This article appears in Healthy Living Winter 2018.
Who hasn’t suffered a minor burn at home? Touching a hot stove is probably just as common as it is surprisingly painful.
Curling and straight irons are also a major causes of first-degree burns, according to the American Academy of Dermatology. Sunburn can also be a first-degree burn.
Unlike second- or third-degree burns, which are more severe, first-degree burns only involve the top layer of the skin. If you have a first-degree burn, your skin may be red and painful, and you may experience mild swelling. Though not as serious, they can hurt quite a bit and leave a scar if not properly treated, said Dr. Darrell S. Rigel, clinical professor in the Ronald O. Perelman Department of Dermatology at New York University.
“First-degree burns usually heal on their own without treatment from a doctor. However, if your first-degree burn is very large, if the victim is an infant or elderly person, or if you think your burn is more severe, go to an emergency room immediately,” Rigel said.
Most first-degree burns can be treated at home as long as you know a few basic tips:
— Cool the burn. Immediately immerse the burn in cool tap water or apply cold, wet compresses. Do this for about 10 minutes or until the pain subsides.
— Apply petroleum jelly two to three times daily. Do not apply ointments, toothpaste or butter to the burn, as these may cause an infection. Do not apply topical antibiotics.
— Cover the burn with a nonstick, sterile bandage. If blisters form, let them heal on their own while keeping the area covered. Do not pop the blisters.
— Consider taking over-the-counter pain medication. Acetaminophen or ibuprofen can help relieve the pain and reduce inflammation.
— Protect the area from the sun. Once the burn heals, protect it from the sun by seeking shade, wearing protective clothing and applying a broad-spectrum, water-resistant sunscreen with an SPF of 30 or higher. This will help minimize scarring, as the redness from a burn sometimes persists for weeks, especially in those with darker skin tones.
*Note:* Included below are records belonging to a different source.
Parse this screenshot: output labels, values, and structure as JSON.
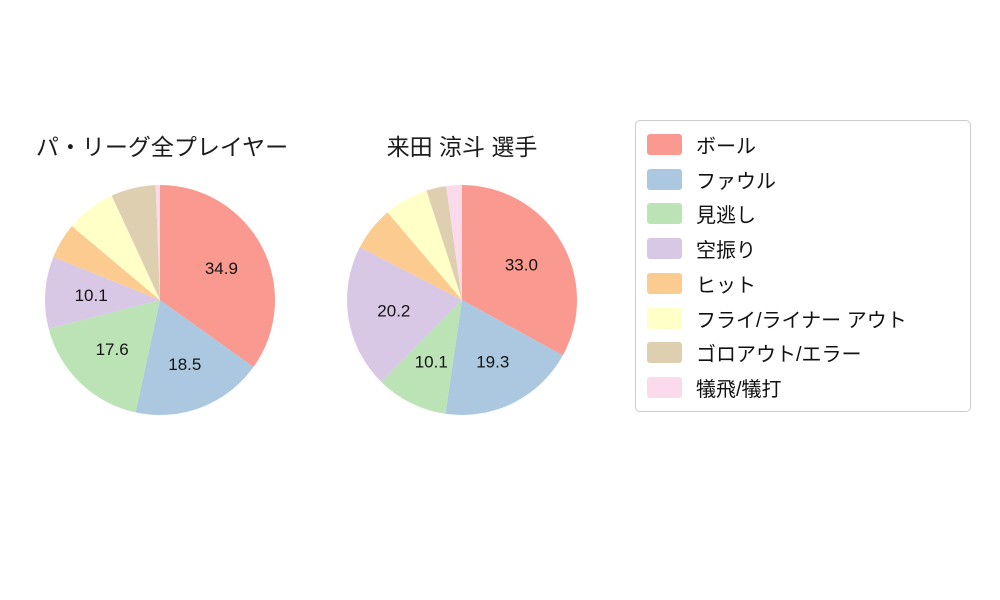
{
  "chart_data": [
    {
      "type": "pie",
      "title": "パ・リーグ全プレイヤー",
      "start_angle_deg": 90,
      "direction": "clockwise",
      "unit": "percent",
      "categories": [
        "ボール",
        "ファウル",
        "見逃し",
        "空振り",
        "ヒット",
        "フライ/ライナー アウト",
        "ゴロアウト/エラー",
        "犠飛/犠打"
      ],
      "values": [
        34.9,
        18.5,
        17.6,
        10.1,
        5.0,
        7.0,
        6.3,
        0.6
      ],
      "slice_labels": [
        "34.9",
        "18.5",
        "17.6",
        "10.1",
        "",
        "",
        "",
        ""
      ]
    },
    {
      "type": "pie",
      "title": "来田 涼斗  選手",
      "start_angle_deg": 90,
      "direction": "clockwise",
      "unit": "percent",
      "categories": [
        "ボール",
        "ファウル",
        "見逃し",
        "空振り",
        "ヒット",
        "フライ/ライナー アウト",
        "ゴロアウト/エラー",
        "犠飛/犠打"
      ],
      "values": [
        33.0,
        19.3,
        10.1,
        20.2,
        6.2,
        6.2,
        2.8,
        2.2
      ],
      "slice_labels": [
        "33.0",
        "19.3",
        "10.1",
        "20.2",
        "",
        "",
        "",
        ""
      ]
    }
  ],
  "legend": {
    "position": "right",
    "items": [
      {
        "label": "ボール",
        "color": "#f99990"
      },
      {
        "label": "ファウル",
        "color": "#abc8e0"
      },
      {
        "label": "見逃し",
        "color": "#bbe3b5"
      },
      {
        "label": "空振り",
        "color": "#d9c7e6"
      },
      {
        "label": "ヒット",
        "color": "#fccb90"
      },
      {
        "label": "フライ/ライナー アウト",
        "color": "#ffffc8"
      },
      {
        "label": "ゴロアウト/エラー",
        "color": "#decfb0"
      },
      {
        "label": "犠飛/犠打",
        "color": "#fbdaec"
      }
    ]
  }
}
“Burns, even first-degree, are unique in that the injury goes beyond the site of heat contact as heat is a form of energy that can transfer throughout the skin. Often burn wounds expand beyond the initial injury over the first couple days, so treating the area broadly is important,” said Dr. Adam Friedman, associate professor of dermatology, George Washington School of Medicine and Health Sciences, Washington, D.C. “Wounds heal best when kept moist, especially in the burn setting as there is a predilection for drying out and loss of epidermal water loss.”
First-degree burns may even blister “due to the thermal injury or resulting inflammatory response to said injury, which could cause flaccid, weak blisters that easily rupture,” Friedman said.
Old wives’ tales and internet searches will yield a range of products supposed to help burns heal. Take caution before using honey, coconut oil or aloe vera because of lack of product purity, no oversight by the Food and Drug Administration and potential for allergic contact sensitization, Friedman said. It’s a definite “no” to the healing power of vinegar for burns, he added.